Figure 1 is a system diagram showing an overview of the system around a conventional nuclear reactor, Figure 2 is a diagram showing the characteristics of a conventional nuclear reactor startup method, and Figure 3 is a diagram showing the characteristics of a conventional nuclear reactor startup method. A schematic system diagram of a nuclear reactor implementing one embodiment of the method, FIG. 4 is a diagram showing the characteristics of the nuclear reactor startup method of the present invention, and FIG. 5 is a diagram showing the characteristics of the nuclear reactor startup method of the present invention. FIG. 6 is a system diagram showing an overview of the system around a nuclear reactor in which this embodiment is implemented. Similarly, FIG. 6 is a schematic system diagram of a nuclear reactor in which another embodiment is implemented. 2... Reactor pressure vessel, 4... Main steam line,
5... Main steam isolation valve, 8... Turbine, 9... Main condenser, 10... Vacuum device, 11... Reactor containment vessel, 12... Piping, 13... Electric valve, 15...
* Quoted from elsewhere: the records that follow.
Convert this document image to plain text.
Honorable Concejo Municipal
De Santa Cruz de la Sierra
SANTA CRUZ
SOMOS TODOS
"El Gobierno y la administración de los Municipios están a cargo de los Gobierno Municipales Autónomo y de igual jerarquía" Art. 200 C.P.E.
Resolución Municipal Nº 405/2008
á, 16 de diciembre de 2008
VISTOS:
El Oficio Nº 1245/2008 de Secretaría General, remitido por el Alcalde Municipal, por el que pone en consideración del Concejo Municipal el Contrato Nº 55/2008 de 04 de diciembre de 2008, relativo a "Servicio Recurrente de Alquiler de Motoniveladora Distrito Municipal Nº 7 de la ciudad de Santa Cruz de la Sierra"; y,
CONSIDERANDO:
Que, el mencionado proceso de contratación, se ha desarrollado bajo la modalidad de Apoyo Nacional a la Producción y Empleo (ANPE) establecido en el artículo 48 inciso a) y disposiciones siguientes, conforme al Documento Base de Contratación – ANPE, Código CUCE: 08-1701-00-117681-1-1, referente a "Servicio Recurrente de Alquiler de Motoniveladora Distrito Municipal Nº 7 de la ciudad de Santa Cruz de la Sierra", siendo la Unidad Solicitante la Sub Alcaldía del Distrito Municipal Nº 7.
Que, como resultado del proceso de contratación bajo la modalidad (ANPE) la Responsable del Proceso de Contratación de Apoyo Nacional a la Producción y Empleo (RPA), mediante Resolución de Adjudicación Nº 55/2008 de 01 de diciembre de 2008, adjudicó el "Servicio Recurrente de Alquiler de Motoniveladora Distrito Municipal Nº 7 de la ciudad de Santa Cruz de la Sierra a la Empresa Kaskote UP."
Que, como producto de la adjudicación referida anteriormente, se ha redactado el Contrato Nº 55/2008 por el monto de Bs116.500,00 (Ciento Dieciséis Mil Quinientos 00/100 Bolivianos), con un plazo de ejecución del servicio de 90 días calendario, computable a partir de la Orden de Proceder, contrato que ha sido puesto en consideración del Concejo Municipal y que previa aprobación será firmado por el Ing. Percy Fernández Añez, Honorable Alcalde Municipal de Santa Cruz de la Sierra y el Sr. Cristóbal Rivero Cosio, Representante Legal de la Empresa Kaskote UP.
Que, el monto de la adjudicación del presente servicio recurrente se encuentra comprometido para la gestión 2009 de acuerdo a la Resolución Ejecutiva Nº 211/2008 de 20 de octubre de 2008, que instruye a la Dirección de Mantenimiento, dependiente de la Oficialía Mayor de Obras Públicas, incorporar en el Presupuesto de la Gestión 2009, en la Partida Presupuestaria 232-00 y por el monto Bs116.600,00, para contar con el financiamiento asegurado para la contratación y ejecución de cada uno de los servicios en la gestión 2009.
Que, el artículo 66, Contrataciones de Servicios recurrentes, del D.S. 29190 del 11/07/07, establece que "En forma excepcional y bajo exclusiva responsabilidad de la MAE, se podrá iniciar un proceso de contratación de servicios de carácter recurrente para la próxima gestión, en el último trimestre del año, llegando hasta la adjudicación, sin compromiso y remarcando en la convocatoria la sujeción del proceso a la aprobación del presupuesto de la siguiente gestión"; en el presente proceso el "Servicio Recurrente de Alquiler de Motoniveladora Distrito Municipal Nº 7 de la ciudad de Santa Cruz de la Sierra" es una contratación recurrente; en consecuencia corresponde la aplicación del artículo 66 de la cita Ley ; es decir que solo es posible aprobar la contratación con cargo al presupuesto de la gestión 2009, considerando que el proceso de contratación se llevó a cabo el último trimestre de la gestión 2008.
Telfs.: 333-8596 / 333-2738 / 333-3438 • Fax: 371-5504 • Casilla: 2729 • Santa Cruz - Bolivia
Pressure suppression pool water, 16...Furnace pressure gauge, 17...Dissolved oxygen meter, 18...Turbine bypass line, 1
9...Turbine bypass valve, 20...Sea water circulation water, 21...Main steam relief valve.

Claims (1)

[Claims] 1. A method for starting a nuclear reactor in which the reactor pressure vessel is vacuum degassed before starting the reactor, wherein the neutron flux density of the reactor core after startup is 10 ¹² n/cm ² or more. A method for starting a nuclear reactor, characterized in that the internal pressure of the reactor pressure vessel is adjusted intermittently to bring it to a reduced pressure boiling state, and the reactor is started while maintaining the dissolved oxygen concentration of the reactor water at 0.2 ppm or less. . 2. Piping that connects the inside and outside of the reactor pressure vessel to adjust the internal pressure of the reactor pressure vessel;
and claim 1, which uses a valve in the piping system to isolate the inside and outside of the reactor pressure vessel.
How to start up a nuclear reactor as described in section. 3. The method for starting a nuclear reactor according to claim 2, wherein the piping connecting the inside and outside of the reactor pressure vessel is connected to the turbine main condenser body space at its end.